Reasons why $AB$ is not full column rank

Question

Let $A$ be an $m \times n$ matrix with $Rank(A)=m$ and let $B$ be an $n \times k$ matrix with $Rank(B)=k$. Assume $k \leq m$. Under what conditions is $Rank(AB)<k$ and under what conditions is $Rank(AB) = k$?

I originally thought it had to do with $AB_i \neq 0$ but the solutions show that this is not correct.

edit: The question is now rewritten for a second time since I don't feel like the solutions answer the question I had in mind.
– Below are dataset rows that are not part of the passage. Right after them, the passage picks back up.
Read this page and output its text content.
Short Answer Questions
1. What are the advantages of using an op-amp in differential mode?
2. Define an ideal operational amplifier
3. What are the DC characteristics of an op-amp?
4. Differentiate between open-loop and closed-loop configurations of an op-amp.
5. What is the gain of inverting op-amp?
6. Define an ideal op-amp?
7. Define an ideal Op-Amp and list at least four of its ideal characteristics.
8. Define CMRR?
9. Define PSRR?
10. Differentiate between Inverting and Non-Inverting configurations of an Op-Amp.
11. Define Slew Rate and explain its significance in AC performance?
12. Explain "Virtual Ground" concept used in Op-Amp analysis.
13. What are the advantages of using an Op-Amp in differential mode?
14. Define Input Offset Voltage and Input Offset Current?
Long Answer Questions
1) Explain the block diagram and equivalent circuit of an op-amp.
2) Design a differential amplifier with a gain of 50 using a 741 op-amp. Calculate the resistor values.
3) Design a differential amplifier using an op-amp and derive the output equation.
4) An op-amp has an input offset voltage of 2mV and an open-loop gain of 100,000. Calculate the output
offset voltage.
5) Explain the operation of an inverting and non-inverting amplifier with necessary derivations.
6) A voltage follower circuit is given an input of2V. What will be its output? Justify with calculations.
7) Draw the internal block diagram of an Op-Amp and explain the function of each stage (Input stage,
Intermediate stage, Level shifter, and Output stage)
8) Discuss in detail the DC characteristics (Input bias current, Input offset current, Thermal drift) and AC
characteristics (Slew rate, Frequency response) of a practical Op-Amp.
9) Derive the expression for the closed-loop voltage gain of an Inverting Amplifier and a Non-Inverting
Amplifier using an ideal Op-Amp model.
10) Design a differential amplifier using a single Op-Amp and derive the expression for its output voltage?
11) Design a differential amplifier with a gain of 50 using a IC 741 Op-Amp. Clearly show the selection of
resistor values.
The original question was "Let $A$ be an $m \times n$ matrix with $Rank(A)=m$ and let $B$ be an $n \times k$ matrix with $Rank(B)=k$. Assume $k \leq m$. What are the reasons that $Rank(AB)<k$? i.e., why would $Rank(AB) \neq k$?"

After the first edit the question was: "Let $A$ be an $m \times n$ matrix with $Rank(A)=m$ and let $B$ be an $n \times k$ matrix with $Rank(B)=k$. Assume $k \leq m$. Let $B_1,\ldots,B_{k}$ be the columns of $B$ and assume that $AB_i \neq 0$, for $i=1,\ldots,k$. Is $Rank(AB)=k$?"

Answer 1

Here's an example:

$$\left[\begin{array}{ccc} 1&0&0\\ 0&1&0\end{array}\right] \left[\begin{array}{c} 0 \\ 0 \\1\end{array}\right]= \left[\begin{array}{c} 0 \\ 0 \end{array}\right]$$

Answer 2

Try $m=k=2,\; n=3$: $$A = \pmatrix{1 & 1 & 0\cr 1 & 1 & 1\cr},\ B = \pmatrix{1 & 0\cr 0 & 1\cr 0 & 0\cr},\ AB = \pmatrix{1 & 1\cr 1 & 1\cr} $$ $A$ and $B$ have rank $2$, and all $A B_i = \pmatrix{1\cr 1\cr} \ne 0$, but $AB$ has rank $1$.